Hoje, Brian, 21 anos, já não responde pelo nome belga. Ele é chamado, nas fileiras da milícia radical EI (Estado Islâmico), de Abu Qassem Brazili Abu Qassem Brasileiro, em tradução do árabe.

 

A despeito do nome de guerra, Mulder não é conhecido no Brasil. Esse jovem, porém, é constantemente citado pela mídia belga, e sua biografia tornou-se um dos exemplos mais assustadores de um pesadelo europeu.

 

O grupo de inteligência Soufan estimava, no fim de maio, 12 mil estrangeiros entre os combatentes na Síria, 3.000 deles vindos do Ocidente. A Bélgica tem a maior proporção deles, em relação à sua população total (250 a cada 1 milhão de pessoas). O número deve ser maior, agora, após os avanços do EI. Mulder teve criação católica e não tinha, até recentemente, nenhum vínculo com a causa dos militantes que lutam, na Síria.

 

Atlético, ele usava um crucifixo no pescoço, presente de sua mãe durante a infância, e ouvia as músicas de Roberto Carlos. Até que o jovem foi dispensado do time de futebol local pelo qual jogava.

 

A mãe, Rosana Rodrigues, nascida no Rio, narrou em entrevistas o caminho percorrido pelo filho, da depressão a uma mesquita na Antuérpia, aonde foi levado por amigos marroquinos.

 

Quando o rapaz sumiu, há mais de um ano, a mãe, Rosana, procurou a imprensa e pediu à presidente Dilma Rousseff que lhe ajudasse a trazer o filho de volta para casa.

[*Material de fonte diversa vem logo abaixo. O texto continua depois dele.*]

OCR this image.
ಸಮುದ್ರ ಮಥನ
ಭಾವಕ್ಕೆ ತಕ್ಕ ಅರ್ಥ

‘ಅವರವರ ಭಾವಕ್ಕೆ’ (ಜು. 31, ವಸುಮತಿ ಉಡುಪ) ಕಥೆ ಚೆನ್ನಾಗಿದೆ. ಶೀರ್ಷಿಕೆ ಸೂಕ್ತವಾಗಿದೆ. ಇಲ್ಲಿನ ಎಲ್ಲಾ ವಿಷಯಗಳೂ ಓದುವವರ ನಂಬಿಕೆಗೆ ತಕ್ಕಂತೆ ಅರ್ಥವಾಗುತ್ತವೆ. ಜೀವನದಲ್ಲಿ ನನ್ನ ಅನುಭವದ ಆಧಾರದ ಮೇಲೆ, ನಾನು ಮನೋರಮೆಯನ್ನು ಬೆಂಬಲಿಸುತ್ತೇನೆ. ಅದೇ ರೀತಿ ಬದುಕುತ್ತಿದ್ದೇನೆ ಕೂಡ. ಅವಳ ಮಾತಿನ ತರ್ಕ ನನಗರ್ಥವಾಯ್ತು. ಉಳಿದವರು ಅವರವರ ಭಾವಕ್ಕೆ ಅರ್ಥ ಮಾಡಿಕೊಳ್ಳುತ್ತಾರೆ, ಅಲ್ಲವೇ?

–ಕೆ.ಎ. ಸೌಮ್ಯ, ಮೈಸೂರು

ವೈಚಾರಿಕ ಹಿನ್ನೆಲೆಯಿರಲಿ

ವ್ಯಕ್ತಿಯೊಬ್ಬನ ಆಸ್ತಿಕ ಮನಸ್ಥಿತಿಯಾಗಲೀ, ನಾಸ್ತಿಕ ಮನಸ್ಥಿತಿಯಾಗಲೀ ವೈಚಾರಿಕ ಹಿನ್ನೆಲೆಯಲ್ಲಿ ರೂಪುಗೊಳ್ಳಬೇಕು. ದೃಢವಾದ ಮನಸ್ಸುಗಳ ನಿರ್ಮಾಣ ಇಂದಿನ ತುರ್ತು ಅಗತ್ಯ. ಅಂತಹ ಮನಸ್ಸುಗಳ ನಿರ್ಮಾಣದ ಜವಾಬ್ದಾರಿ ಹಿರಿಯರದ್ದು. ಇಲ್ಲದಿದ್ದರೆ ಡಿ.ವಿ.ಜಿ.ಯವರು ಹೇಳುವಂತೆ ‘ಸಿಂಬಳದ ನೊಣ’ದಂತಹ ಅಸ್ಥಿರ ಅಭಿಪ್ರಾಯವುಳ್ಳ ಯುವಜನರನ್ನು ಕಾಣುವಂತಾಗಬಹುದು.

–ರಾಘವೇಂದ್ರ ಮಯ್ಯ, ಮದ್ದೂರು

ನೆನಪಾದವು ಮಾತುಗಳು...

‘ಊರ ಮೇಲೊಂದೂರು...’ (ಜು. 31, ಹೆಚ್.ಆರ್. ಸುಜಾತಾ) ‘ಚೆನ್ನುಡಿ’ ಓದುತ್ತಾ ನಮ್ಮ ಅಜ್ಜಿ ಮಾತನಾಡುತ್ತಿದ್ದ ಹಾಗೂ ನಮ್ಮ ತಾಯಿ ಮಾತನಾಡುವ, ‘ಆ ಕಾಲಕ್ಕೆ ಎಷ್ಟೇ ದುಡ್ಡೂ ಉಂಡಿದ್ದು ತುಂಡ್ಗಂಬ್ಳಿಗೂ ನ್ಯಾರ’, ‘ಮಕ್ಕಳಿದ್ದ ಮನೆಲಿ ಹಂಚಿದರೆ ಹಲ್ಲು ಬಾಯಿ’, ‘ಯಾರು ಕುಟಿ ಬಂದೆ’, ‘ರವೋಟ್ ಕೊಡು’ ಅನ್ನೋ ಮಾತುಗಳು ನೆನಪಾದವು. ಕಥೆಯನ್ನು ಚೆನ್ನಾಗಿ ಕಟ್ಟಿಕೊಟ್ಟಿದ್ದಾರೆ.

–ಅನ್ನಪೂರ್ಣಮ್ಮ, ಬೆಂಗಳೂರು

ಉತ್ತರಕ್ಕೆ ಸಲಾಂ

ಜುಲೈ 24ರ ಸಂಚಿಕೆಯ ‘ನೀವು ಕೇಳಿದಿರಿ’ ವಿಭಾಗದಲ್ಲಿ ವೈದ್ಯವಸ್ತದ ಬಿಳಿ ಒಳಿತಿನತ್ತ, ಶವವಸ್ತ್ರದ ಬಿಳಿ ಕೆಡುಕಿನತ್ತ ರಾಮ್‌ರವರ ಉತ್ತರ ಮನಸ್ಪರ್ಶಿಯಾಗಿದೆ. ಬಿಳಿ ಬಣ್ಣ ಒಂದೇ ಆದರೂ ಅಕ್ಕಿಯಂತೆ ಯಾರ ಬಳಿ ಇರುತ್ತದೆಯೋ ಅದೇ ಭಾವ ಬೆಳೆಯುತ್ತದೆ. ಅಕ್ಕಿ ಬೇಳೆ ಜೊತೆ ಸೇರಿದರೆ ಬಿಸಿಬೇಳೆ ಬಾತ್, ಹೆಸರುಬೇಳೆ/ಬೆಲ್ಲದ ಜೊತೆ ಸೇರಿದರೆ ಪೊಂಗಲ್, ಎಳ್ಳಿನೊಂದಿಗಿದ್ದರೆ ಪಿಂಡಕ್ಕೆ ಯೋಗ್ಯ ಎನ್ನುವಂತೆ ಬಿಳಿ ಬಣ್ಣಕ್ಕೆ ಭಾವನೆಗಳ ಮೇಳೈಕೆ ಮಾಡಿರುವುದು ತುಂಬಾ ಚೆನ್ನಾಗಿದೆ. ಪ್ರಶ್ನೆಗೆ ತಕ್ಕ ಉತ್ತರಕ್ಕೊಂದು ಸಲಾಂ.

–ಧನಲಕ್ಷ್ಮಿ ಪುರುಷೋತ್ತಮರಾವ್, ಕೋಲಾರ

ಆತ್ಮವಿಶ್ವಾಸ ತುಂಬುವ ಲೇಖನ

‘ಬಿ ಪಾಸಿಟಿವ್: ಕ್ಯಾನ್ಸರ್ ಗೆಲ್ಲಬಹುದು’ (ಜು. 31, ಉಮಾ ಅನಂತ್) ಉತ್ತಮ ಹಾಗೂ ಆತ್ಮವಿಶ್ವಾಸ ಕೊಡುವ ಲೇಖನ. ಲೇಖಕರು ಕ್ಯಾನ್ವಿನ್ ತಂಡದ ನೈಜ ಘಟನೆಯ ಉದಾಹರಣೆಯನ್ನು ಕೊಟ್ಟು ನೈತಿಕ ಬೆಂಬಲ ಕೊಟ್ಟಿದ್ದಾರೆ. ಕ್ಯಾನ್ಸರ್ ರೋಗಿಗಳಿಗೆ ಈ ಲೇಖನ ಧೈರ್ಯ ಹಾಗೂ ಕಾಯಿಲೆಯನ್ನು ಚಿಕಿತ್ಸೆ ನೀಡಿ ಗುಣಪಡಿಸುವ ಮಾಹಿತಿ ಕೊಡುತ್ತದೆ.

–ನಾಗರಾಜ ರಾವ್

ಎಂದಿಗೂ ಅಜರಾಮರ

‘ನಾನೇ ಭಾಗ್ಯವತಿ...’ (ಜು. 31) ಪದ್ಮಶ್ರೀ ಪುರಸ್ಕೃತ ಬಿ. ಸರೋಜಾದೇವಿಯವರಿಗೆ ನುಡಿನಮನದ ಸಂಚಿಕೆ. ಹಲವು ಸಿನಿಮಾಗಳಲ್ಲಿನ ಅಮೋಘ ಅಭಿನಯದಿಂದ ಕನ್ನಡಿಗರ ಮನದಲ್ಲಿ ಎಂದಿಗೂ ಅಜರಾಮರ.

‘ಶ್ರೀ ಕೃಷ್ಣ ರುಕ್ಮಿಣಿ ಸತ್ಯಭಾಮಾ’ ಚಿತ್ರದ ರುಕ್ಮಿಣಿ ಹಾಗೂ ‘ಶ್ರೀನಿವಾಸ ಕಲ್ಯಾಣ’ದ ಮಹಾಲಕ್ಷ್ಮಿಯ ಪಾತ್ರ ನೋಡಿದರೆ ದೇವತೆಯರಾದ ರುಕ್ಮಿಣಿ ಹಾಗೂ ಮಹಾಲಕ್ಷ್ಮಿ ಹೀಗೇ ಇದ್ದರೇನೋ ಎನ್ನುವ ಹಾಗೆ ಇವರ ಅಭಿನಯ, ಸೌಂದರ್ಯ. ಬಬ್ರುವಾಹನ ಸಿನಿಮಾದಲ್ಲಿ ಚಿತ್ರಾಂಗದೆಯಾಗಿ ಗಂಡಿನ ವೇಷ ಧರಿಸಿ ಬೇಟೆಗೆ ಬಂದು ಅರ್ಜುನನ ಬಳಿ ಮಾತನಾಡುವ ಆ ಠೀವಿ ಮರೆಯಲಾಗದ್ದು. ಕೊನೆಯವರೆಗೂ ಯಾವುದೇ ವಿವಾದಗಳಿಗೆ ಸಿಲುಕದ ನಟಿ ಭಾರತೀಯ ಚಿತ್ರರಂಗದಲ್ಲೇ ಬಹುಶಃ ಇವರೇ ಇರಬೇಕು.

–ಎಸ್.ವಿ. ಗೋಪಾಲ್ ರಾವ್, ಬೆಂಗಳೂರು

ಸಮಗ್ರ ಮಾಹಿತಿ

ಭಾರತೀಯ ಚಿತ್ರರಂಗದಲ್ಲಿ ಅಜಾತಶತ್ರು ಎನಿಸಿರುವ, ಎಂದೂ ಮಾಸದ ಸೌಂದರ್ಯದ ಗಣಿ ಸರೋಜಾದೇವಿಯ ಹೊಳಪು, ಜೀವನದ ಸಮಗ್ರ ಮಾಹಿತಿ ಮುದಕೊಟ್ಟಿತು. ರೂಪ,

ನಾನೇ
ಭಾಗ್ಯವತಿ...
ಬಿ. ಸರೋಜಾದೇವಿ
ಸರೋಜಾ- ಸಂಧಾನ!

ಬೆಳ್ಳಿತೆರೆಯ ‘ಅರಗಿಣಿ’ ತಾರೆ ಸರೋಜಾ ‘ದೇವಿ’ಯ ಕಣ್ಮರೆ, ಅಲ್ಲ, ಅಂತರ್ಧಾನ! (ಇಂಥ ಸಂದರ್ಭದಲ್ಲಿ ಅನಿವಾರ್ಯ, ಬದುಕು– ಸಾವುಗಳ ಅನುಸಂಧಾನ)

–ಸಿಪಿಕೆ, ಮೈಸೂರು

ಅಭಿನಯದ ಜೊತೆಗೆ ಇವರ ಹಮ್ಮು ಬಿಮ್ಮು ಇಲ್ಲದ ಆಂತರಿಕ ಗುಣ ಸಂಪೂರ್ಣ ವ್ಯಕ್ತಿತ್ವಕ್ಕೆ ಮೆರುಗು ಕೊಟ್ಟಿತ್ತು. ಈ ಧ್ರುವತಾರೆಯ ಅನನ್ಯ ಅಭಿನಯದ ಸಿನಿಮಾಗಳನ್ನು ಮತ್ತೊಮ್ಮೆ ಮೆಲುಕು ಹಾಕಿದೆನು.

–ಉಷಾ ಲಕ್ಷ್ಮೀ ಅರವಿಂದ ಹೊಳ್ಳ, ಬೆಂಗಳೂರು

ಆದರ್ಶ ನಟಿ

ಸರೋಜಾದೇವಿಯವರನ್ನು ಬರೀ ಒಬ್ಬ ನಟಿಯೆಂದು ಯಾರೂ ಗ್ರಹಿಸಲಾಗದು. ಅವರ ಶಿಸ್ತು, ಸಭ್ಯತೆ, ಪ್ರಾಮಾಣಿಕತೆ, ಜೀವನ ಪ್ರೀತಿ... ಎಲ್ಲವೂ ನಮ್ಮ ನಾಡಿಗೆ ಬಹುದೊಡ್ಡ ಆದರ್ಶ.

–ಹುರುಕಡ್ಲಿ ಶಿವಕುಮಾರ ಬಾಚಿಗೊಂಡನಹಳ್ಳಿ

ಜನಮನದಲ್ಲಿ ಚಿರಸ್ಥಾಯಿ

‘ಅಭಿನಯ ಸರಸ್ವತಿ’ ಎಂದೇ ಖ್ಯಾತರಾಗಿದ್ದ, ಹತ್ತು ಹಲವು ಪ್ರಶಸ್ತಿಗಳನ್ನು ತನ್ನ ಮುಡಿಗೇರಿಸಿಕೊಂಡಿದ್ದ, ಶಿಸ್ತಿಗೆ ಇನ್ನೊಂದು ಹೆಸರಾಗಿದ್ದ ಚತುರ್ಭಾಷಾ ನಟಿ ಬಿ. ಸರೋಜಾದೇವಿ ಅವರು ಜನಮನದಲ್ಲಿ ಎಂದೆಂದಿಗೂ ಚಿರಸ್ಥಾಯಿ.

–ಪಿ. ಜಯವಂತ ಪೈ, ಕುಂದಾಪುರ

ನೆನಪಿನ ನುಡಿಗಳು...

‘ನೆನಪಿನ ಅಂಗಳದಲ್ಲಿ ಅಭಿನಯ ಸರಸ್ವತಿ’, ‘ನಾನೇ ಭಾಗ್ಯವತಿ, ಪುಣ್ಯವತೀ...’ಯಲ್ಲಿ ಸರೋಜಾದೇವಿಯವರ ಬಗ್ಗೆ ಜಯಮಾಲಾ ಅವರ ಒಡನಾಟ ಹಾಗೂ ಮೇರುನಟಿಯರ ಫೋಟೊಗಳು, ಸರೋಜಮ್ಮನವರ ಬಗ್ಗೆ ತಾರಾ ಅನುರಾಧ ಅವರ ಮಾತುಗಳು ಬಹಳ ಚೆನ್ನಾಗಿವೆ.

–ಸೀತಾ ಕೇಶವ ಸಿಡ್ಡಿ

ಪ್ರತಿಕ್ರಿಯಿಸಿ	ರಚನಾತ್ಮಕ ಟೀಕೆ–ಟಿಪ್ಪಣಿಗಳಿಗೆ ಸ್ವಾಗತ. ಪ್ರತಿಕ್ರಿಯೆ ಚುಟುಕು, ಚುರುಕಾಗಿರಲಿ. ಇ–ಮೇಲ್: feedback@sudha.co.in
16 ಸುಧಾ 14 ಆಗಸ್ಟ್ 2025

Mulder não foi registrado no consulado do Brasil e, assim, ainda não tem nacionalidade brasileira.

 

O garoto escreveu aos parentes que “vocês não são mais a minha família” e que “meus irmãos muçulmanos são minha família”. O nome “Brazili” é citado, na mídia belga, como o de um dos terroristas mais renomados no EI.